Axon v Ministry of Defence and News Group Newspapers Ltd  EWHC 787 (QB), 11 April 2016
The claim arose from the Operation Elveden inquiry, which was a Metropolitan Police investigation into allegations of inappropriate payments to police officers and other public officials. In 2004, the claimant, David Axon, was the commanding officer of a Royal Navy ship. Axon alleged that a Ministry of Defence civil servant (“the informant”), who was convicted under Operation Elveden, had disclosed to The Sun newspaper information about an equal opportunities investigation, which found the claimant guilty of consistent bulling of junior officers and led to his removal from command. The Sun published three articles about the matter.
Axon argued that the informant’s actions breached his right to privacy under article 8 of the European Convention of Human Rights, and was a misuse of his confidential information, for which the Ministry of Defence was vicariously liable.

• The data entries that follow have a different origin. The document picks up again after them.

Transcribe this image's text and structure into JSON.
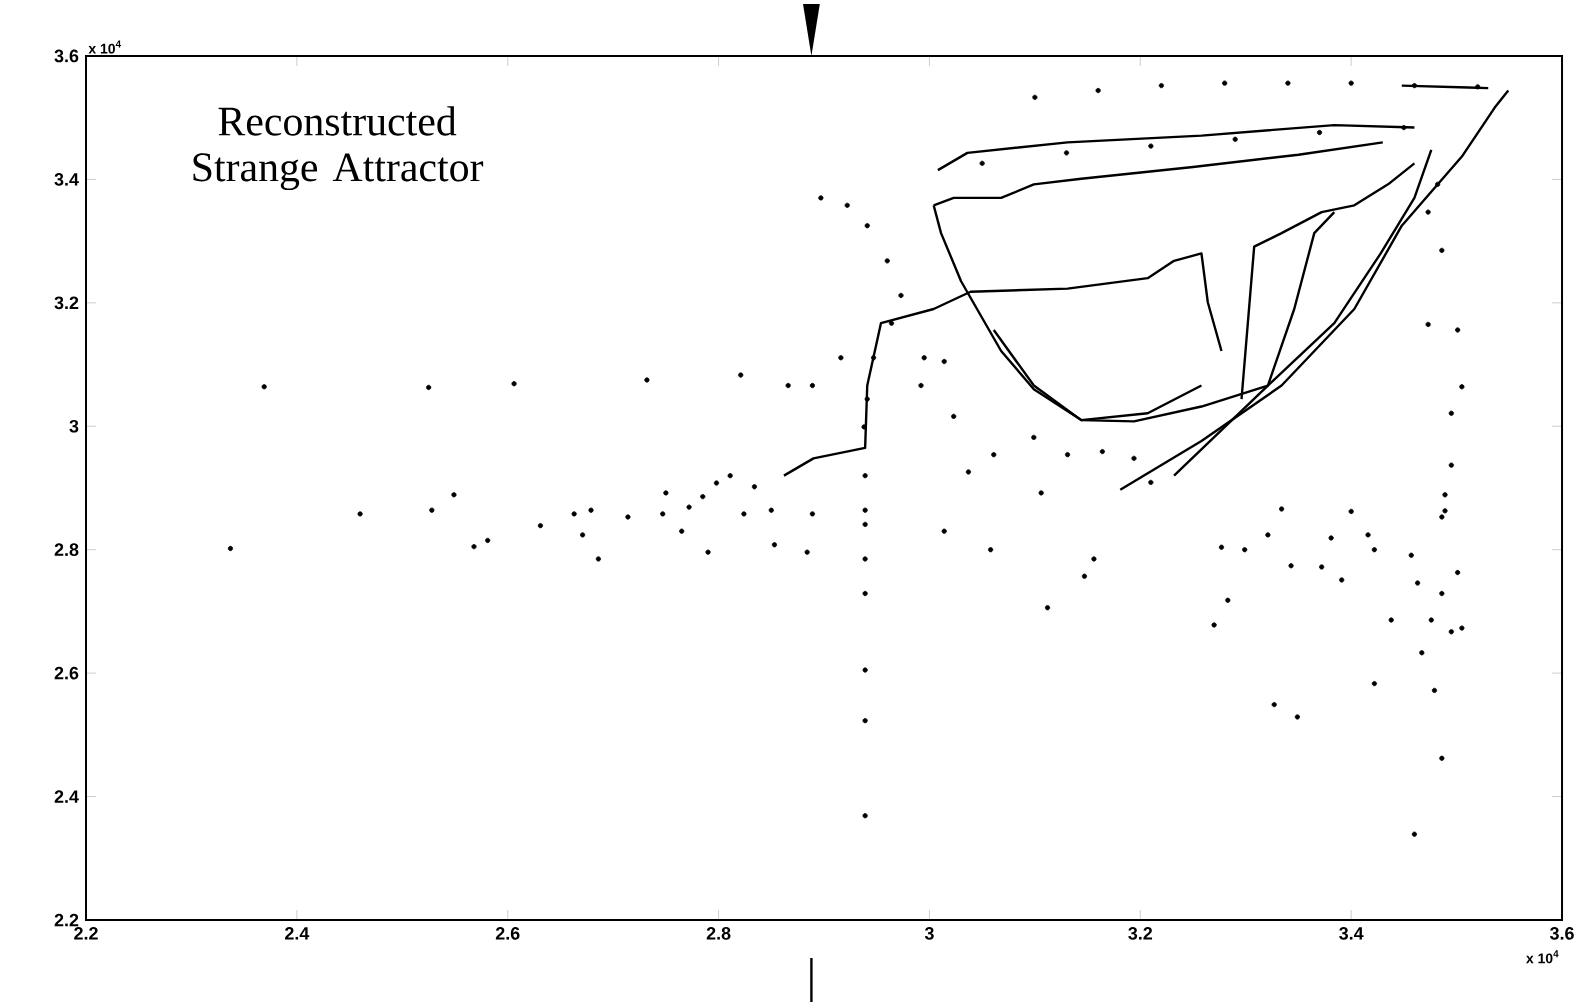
{
  "chart_data": {
    "type": "scatter",
    "title": "Reconstructed Strange Attractor",
    "annotations": [
      "x 10$^{4}$",
      "x 10$^{4}$"
    ],
    "xlim": [
      2.2,
      3.6
    ],
    "ylim": [
      2.2,
      3.6
    ],
    "xticks": [
      2.2,
      2.4,
      2.6,
      2.8,
      3,
      3.2,
      3.4,
      3.6
    ],
    "yticks": [
      2.2,
      2.4,
      2.6,
      2.8,
      3,
      3.2,
      3.4,
      3.6
    ],
    "series": [
      {
        "marker": "circle",
        "color": "#000000",
        "x": [
          2.369,
          2.337,
          2.46,
          2.525,
          2.528,
          2.549,
          2.568,
          2.581,
          2.606,
          2.631,
          2.663,
          2.671,
          2.679,
          2.686,
          2.714,
          2.732,
          2.75,
          2.747,
          2.765,
          2.772,
          2.785,
          2.79,
          2.798,
          2.811,
          2.821,
          2.824,
          2.834,
          2.85,
          2.853,
          2.866,
          2.939,
          2.939,
          2.939,
          2.939,
          2.939,
          2.939,
          2.939,
          2.939,
          2.897,
          2.922,
          2.916,
          2.889,
          2.889,
          2.884,
          2.941,
          2.96,
          2.973,
          2.964,
          2.947,
          2.941,
          2.938,
          2.995,
          3.014,
          3.023,
          2.992,
          3.058,
          3.014,
          3.106,
          3.112,
          3.147,
          3.156,
          3.037,
          3.061,
          3.099,
          3.131,
          3.164,
          3.194,
          3.21,
          3.27,
          3.283,
          3.277,
          3.299,
          3.321,
          3.334,
          3.343,
          3.372,
          3.381,
          3.391,
          3.4,
          3.416,
          3.422,
          3.438,
          3.422,
          3.327,
          3.349,
          3.457,
          3.463,
          3.467,
          3.476,
          3.479,
          3.486,
          3.46,
          3.486,
          3.489,
          3.495,
          3.505,
          3.501,
          3.489,
          3.486,
          3.473,
          3.501,
          3.505,
          3.495,
          3.495,
          3.486,
          3.473,
          3.482,
          3.1,
          3.16,
          3.22,
          3.28,
          3.34,
          3.4,
          3.46,
          3.52,
          3.05,
          3.13,
          3.21,
          3.29,
          3.37,
          3.45
        ],
        "values": [
          3.064,
          2.802,
          2.858,
          3.063,
          2.864,
          2.889,
          2.805,
          2.815,
          3.069,
          2.839,
          2.858,
          2.824,
          2.864,
          2.785,
          2.853,
          3.075,
          2.892,
          2.858,
          2.83,
          2.869,
          2.886,
          2.796,
          2.908,
          2.92,
          3.083,
          2.858,
          2.902,
          2.864,
          2.808,
          3.066,
          2.92,
          2.864,
          2.841,
          2.785,
          2.729,
          2.605,
          2.523,
          2.369,
          3.37,
          3.358,
          3.111,
          3.066,
          2.858,
          2.796,
          3.325,
          3.268,
          3.212,
          3.167,
          3.111,
          3.044,
          2.999,
          3.111,
          3.105,
          3.016,
          3.066,
          2.8,
          2.83,
          2.892,
          2.706,
          2.757,
          2.785,
          2.926,
          2.954,
          2.982,
          2.954,
          2.959,
          2.948,
          2.909,
          2.678,
          2.718,
          2.804,
          2.8,
          2.824,
          2.866,
          2.774,
          2.772,
          2.819,
          2.751,
          2.862,
          2.824,
          2.8,
          2.686,
          2.583,
          2.549,
          2.529,
          2.791,
          2.746,
          2.633,
          2.686,
          2.572,
          2.462,
          2.339,
          2.729,
          2.863,
          2.667,
          2.673,
          2.763,
          2.889,
          2.853,
          3.165,
          3.156,
          3.064,
          3.021,
          2.937,
          3.285,
          3.347,
          3.392,
          3.533,
          3.544,
          3.552,
          3.556,
          3.556,
          3.556,
          3.552,
          3.55,
          3.426,
          3.443,
          3.454,
          3.465,
          3.476,
          3.484
        ]
      },
      {
        "type": "line",
        "marker": "none",
        "color": "#000000",
        "x": [
          2.862,
          2.89,
          2.939,
          2.941,
          2.954,
          3.004,
          3.039,
          3.131,
          3.207,
          3.232,
          3.258,
          3.264,
          3.277
        ],
        "values": [
          2.92,
          2.948,
          2.965,
          3.066,
          3.167,
          3.19,
          3.218,
          3.223,
          3.24,
          3.268,
          3.28,
          3.201,
          3.122
        ]
      },
      {
        "type": "line",
        "marker": "none",
        "color": "#000000",
        "x": [
          3.061,
          3.099,
          3.144,
          3.207,
          3.258
        ],
        "values": [
          3.156,
          3.066,
          3.01,
          3.021,
          3.066
        ]
      },
      {
        "type": "line",
        "marker": "none",
        "color": "#000000",
        "x": [
          3.004,
          3.011,
          3.03,
          3.068,
          3.099,
          3.144,
          3.194,
          3.258,
          3.321,
          3.384,
          3.428,
          3.46,
          3.476
        ],
        "values": [
          3.358,
          3.313,
          3.235,
          3.122,
          3.06,
          3.01,
          3.008,
          3.032,
          3.066,
          3.167,
          3.28,
          3.37,
          3.448
        ]
      },
      {
        "type": "line",
        "marker": "none",
        "color": "#000000",
        "x": [
          3.008,
          3.036,
          3.131,
          3.258,
          3.384,
          3.46
        ],
        "values": [
          3.415,
          3.443,
          3.46,
          3.471,
          3.488,
          3.484
        ]
      },
      {
        "type": "line",
        "marker": "none",
        "color": "#000000",
        "x": [
          3.181,
          3.258,
          3.334,
          3.403,
          3.448,
          3.505,
          3.536,
          3.549
        ],
        "values": [
          2.897,
          2.976,
          3.066,
          3.19,
          3.325,
          3.437,
          3.516,
          3.544
        ]
      },
      {
        "type": "line",
        "marker": "none",
        "color": "#000000",
        "x": [
          3.448,
          3.511,
          3.53
        ],
        "values": [
          3.552,
          3.549,
          3.548
        ]
      },
      {
        "type": "line",
        "marker": "none",
        "color": "#000000",
        "x": [
          3.296,
          3.308,
          3.334,
          3.372,
          3.403,
          3.435,
          3.46
        ],
        "values": [
          3.044,
          3.291,
          3.313,
          3.347,
          3.358,
          3.392,
          3.426
        ]
      },
      {
        "type": "line",
        "marker": "none",
        "color": "#000000",
        "x": [
          3.232,
          3.321,
          3.346,
          3.365,
          3.384
        ],
        "values": [
          2.92,
          3.066,
          3.19,
          3.313,
          3.347
        ]
      },
      {
        "type": "line",
        "marker": "none",
        "color": "#000000",
        "x": [
          3.004,
          3.023,
          3.068,
          3.099,
          3.144,
          3.25,
          3.35,
          3.43
        ],
        "values": [
          3.358,
          3.37,
          3.37,
          3.392,
          3.401,
          3.42,
          3.44,
          3.46
        ]
      }
    ]
  }
}
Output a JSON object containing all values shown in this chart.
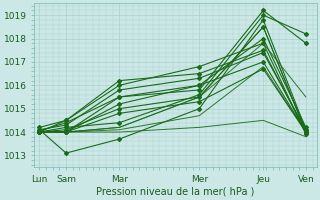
{
  "title": "Pression niveau de la mer( hPa )",
  "x_labels": [
    "Lun",
    "Sam",
    "Mar",
    "Mer",
    "Jeu",
    "Ven"
  ],
  "x_positions": [
    0.0,
    0.5,
    1.5,
    3.0,
    4.2,
    5.0
  ],
  "xlim": [
    -0.1,
    5.2
  ],
  "ylim": [
    1012.5,
    1019.5
  ],
  "yticks": [
    1013,
    1014,
    1015,
    1016,
    1017,
    1018,
    1019
  ],
  "bg_color": "#cce8e6",
  "grid_color": "#aad0cc",
  "line_color": "#1a6b1a",
  "series_with_markers": [
    [
      1014.05,
      1014.4,
      1015.5,
      1015.8,
      1019.2,
      1017.8
    ],
    [
      1014.0,
      1014.2,
      1014.4,
      1015.6,
      1019.0,
      1018.2
    ],
    [
      1014.1,
      1013.1,
      1013.7,
      1015.0,
      1018.8,
      1014.1
    ],
    [
      1014.0,
      1014.1,
      1015.0,
      1015.5,
      1018.5,
      1014.0
    ],
    [
      1014.2,
      1014.5,
      1016.0,
      1016.8,
      1017.8,
      1013.9
    ],
    [
      1014.1,
      1014.3,
      1015.8,
      1016.3,
      1017.4,
      1014.1
    ],
    [
      1014.0,
      1014.0,
      1015.5,
      1016.0,
      1017.0,
      1014.0
    ],
    [
      1014.0,
      1014.0,
      1014.8,
      1015.3,
      1016.7,
      1014.0
    ],
    [
      1014.0,
      1014.5,
      1016.2,
      1016.5,
      1017.5,
      1014.0
    ],
    [
      1014.0,
      1014.0,
      1015.2,
      1016.0,
      1018.0,
      1014.2
    ]
  ],
  "series_straight": [
    [
      1014.0,
      1014.0,
      1014.2,
      1015.5,
      1017.8,
      1015.5
    ],
    [
      1014.0,
      1014.0,
      1014.2,
      1015.5,
      1018.5,
      1014.0
    ],
    [
      1014.0,
      1014.0,
      1014.1,
      1014.7,
      1016.8,
      1014.0
    ],
    [
      1014.0,
      1014.0,
      1014.0,
      1014.2,
      1014.5,
      1013.8
    ]
  ]
}
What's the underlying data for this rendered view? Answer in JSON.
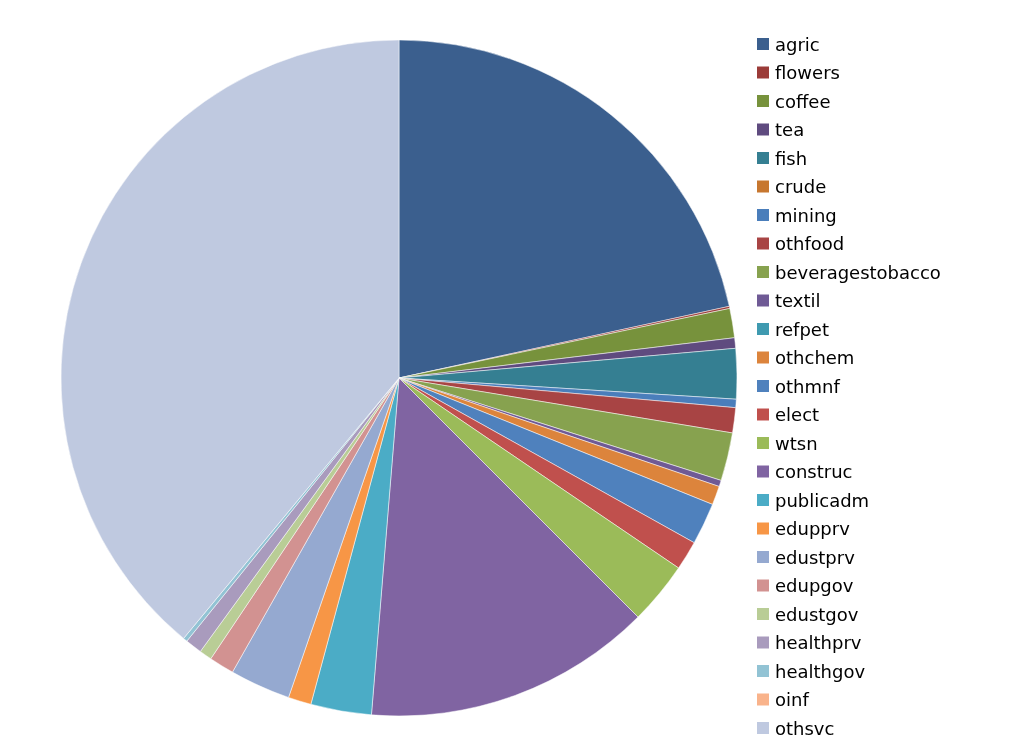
{
  "chart_data": {
    "type": "pie",
    "categories": [
      "agric",
      "flowers",
      "coffee",
      "tea",
      "fish",
      "crude",
      "mining",
      "othfood",
      "beveragestobacco",
      "textil",
      "refpet",
      "othchem",
      "othmnf",
      "elect",
      "wtsn",
      "construc",
      "publicadm",
      "edupprv",
      "edustprv",
      "edupgov",
      "edustgov",
      "healthprv",
      "healthgov",
      "oinf",
      "othsvc"
    ],
    "values": [
      21.6,
      0.1,
      1.4,
      0.5,
      2.4,
      null,
      0.4,
      1.2,
      2.3,
      0.3,
      null,
      0.9,
      2.0,
      1.4,
      3.0,
      13.8,
      2.9,
      1.1,
      2.9,
      1.2,
      0.6,
      0.8,
      0.2,
      null,
      39.0
    ],
    "colors": [
      "#3b5f8e",
      "#9b3b38",
      "#77923c",
      "#5f4b7f",
      "#357f92",
      "#c7772f",
      "#4a7ebb",
      "#a84444",
      "#87a24f",
      "#6f5a95",
      "#3f9ab0",
      "#dc843c",
      "#4f81bd",
      "#c0504d",
      "#9bbb59",
      "#8064a2",
      "#4bacc6",
      "#f79646",
      "#95a9d0",
      "#d29291",
      "#b9cd96",
      "#a99bbd",
      "#92c3d4",
      "#f9b38b",
      "#bfc9e0"
    ],
    "legend": "right"
  }
}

In the alternative, the Ministry of Defence claimed an indemnity from The Sun for its role in the articles. The Sun argued that it had its own rights of freedom of expression under article 10 of the European Convention of Human Rights, and that it was in the public interest to publish the information. This included the public interest of exposure of wrongdoing and its addition to a general public debate regarding bulling in the armed forces.
The case raises important issues regarding a person’s legitimate expectation to privacy, and the public interest defences available to parties. It also raises the question of whether damages in breach of privacy cases are permissible, especially when the issue in dispute relates to the claimant’s public role, and not his personal life.
The claims were dismissed on the basis that the claimant did not have a reasonable expectation to privacy in the information disclosed by The Sun. The issues raised concerned the claimant’s role in a very public position and the removal from his role was a public fact. In making his decision, the Judge also took into account the gravity of the claimant’s behaviour, which had been described by the Royal Navy’s Chief of Staff as ‘gross misconduct’. As there was no reasonable expectation of privacy, the Judge did not have to conduct the balancing exercise between the claimant’s article 8 rights and the newspapers article 10 rights.